İmralı tecrit sisteminin de komplonun bir parçası olduğunu dile getiren Ayhan, dünya halklarının Abdullah Öcalan’ın paradigmasını sahiplenmesiyle tüm bu planların boşa çıkarıldığını söyledi.
‘PARADİGMA HALKLARA UMUT OLDU’
Demokratik Modernite paradigmasının dünya halklarına yeni bir yaşam seçeneği sunarak umut olduğunu vurgulayan Ayhan, “Öcalan’ın geliştirdiği paradigma, insanlık adına bir hediyedir.
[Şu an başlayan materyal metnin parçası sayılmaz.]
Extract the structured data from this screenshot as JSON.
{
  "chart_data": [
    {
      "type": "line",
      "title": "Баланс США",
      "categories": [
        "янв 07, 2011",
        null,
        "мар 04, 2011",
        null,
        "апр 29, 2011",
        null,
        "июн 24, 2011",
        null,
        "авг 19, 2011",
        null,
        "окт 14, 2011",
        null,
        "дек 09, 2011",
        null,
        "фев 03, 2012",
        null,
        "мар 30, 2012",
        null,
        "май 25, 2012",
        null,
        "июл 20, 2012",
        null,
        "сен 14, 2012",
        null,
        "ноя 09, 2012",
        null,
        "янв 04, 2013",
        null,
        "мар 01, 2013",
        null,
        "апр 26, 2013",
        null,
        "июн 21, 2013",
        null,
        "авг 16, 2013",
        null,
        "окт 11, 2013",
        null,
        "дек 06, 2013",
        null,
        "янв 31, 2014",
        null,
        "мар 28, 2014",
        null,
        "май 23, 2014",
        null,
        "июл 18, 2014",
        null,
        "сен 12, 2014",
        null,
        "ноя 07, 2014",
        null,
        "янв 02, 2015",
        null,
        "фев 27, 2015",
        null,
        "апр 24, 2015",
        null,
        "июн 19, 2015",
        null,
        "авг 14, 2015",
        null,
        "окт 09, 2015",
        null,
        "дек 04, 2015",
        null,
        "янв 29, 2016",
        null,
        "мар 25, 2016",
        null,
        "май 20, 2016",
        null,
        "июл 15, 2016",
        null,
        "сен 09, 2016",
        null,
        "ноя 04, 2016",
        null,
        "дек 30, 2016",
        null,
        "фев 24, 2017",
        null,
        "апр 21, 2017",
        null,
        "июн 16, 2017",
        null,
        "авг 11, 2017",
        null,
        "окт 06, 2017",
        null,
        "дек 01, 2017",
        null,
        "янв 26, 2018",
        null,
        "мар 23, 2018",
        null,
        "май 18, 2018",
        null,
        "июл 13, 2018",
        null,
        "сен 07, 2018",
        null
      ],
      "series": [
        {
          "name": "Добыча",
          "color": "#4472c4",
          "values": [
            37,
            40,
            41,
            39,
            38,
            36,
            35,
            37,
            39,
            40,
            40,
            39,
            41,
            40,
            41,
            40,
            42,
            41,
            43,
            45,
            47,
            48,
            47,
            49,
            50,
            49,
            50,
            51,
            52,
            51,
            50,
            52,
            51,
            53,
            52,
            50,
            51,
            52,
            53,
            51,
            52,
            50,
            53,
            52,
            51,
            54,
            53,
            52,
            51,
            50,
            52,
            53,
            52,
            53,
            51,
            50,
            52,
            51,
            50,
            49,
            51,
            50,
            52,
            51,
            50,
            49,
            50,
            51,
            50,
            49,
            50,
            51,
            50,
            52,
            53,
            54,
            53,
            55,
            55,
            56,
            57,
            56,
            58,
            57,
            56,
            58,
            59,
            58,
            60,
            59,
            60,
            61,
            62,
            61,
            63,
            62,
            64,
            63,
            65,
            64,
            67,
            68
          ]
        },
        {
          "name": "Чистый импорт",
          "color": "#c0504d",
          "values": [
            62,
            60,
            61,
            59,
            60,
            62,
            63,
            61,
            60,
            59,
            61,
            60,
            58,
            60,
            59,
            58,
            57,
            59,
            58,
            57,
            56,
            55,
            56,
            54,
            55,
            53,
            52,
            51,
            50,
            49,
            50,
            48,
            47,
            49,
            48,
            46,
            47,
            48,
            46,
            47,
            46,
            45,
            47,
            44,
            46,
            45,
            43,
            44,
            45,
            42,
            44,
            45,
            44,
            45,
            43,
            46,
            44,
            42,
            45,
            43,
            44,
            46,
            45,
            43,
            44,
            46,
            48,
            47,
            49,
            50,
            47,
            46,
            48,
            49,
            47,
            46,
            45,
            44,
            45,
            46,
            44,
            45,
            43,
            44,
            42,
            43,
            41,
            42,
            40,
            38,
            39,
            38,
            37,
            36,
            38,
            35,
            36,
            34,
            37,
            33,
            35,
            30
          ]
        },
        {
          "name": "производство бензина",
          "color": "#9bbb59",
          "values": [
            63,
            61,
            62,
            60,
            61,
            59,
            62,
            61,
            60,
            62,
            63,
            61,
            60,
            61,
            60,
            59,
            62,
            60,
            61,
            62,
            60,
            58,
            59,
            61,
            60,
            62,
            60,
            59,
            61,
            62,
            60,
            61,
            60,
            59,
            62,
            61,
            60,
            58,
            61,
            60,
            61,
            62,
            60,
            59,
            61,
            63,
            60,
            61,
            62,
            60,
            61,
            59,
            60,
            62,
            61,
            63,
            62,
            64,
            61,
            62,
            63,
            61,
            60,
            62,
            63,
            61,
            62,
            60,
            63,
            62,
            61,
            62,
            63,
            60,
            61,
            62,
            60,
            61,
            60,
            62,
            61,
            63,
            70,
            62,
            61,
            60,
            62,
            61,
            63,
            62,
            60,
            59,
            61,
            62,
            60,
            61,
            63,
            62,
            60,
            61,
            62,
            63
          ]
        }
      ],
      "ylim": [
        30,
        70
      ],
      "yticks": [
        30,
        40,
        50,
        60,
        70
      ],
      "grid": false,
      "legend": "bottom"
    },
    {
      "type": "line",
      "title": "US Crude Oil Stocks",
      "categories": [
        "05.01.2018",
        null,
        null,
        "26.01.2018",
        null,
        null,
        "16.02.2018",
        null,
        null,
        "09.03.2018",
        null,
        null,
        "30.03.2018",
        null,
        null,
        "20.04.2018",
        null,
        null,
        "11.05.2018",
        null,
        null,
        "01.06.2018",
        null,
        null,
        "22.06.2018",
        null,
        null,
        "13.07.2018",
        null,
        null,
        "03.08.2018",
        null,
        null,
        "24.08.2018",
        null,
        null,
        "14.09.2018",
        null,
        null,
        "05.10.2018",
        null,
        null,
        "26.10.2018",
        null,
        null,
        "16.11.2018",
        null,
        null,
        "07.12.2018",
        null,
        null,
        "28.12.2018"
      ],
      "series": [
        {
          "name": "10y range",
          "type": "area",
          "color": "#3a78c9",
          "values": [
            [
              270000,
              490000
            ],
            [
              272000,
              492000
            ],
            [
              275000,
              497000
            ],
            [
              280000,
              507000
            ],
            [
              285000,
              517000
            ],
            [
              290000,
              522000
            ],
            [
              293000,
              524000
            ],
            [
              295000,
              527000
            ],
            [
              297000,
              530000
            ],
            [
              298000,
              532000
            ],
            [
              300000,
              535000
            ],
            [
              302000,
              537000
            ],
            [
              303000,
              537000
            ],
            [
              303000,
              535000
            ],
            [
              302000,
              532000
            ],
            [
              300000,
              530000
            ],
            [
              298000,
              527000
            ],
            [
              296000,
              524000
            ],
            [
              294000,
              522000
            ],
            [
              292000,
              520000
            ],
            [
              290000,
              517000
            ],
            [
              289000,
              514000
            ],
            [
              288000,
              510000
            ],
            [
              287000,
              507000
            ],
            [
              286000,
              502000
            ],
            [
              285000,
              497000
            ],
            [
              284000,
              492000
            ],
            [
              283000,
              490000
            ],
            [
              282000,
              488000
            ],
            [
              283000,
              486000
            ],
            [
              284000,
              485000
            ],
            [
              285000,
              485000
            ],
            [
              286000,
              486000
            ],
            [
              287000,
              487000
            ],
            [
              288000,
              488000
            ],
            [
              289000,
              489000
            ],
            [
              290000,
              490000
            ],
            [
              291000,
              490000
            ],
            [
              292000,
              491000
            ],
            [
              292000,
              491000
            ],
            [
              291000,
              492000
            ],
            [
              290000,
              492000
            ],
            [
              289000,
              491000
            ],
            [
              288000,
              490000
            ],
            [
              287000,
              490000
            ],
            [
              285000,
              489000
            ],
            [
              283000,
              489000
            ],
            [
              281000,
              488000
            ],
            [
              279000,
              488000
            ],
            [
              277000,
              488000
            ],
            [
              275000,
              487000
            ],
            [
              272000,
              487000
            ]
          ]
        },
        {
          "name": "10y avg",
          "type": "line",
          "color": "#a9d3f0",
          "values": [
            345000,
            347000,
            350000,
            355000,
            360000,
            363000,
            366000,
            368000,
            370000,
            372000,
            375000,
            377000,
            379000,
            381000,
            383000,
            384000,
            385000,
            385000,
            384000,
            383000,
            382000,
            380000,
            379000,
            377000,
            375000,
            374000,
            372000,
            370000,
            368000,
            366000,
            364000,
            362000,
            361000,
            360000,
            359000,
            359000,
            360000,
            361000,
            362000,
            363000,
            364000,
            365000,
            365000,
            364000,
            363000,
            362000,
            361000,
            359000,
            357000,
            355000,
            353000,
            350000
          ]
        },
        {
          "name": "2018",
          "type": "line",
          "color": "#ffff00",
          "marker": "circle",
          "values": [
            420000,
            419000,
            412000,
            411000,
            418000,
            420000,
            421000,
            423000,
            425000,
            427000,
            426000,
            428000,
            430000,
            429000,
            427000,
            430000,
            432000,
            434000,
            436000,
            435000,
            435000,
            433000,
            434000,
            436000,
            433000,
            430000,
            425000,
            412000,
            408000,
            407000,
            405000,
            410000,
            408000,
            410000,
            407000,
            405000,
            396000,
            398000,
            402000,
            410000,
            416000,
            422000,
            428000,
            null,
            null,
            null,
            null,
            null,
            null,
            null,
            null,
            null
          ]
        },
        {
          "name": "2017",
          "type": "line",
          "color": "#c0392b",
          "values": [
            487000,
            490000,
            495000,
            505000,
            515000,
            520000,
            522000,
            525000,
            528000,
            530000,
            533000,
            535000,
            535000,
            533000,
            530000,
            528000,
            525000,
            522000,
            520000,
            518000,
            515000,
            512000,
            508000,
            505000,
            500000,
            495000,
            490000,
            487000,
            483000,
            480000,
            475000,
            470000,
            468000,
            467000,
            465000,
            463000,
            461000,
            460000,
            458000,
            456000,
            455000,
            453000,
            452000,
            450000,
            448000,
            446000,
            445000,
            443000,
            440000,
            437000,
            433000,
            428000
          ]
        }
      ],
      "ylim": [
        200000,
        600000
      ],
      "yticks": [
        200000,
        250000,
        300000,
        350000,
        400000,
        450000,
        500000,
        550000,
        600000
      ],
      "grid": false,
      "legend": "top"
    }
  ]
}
Bugün savaştan yana olan güçler, bu paradigmanın hayat bulmaması için ellerinden geleni yapıyorlar. Öcalan, kapitalist modernite güçlerinin bu oyununu bozdu. Buna karşı bize bir alternatif sundu. Öcalan’ın bu duruşu, ideolojisi ve felsefesi, insanlığın kaybettiği değerlerini yeniden almasına bir fırsat veriyor. Bunun için Kürtler bu durumun farkında ama bunu bütün dünyanın iyi anlamasını lazım. Bugün bize dayatılan ve her türlü değerlerimiz elimizden almaya çalışan zihniyette karşı hem Öcalan'ı hem de onun paradigmasını sahiplenmeliyiz” dedi.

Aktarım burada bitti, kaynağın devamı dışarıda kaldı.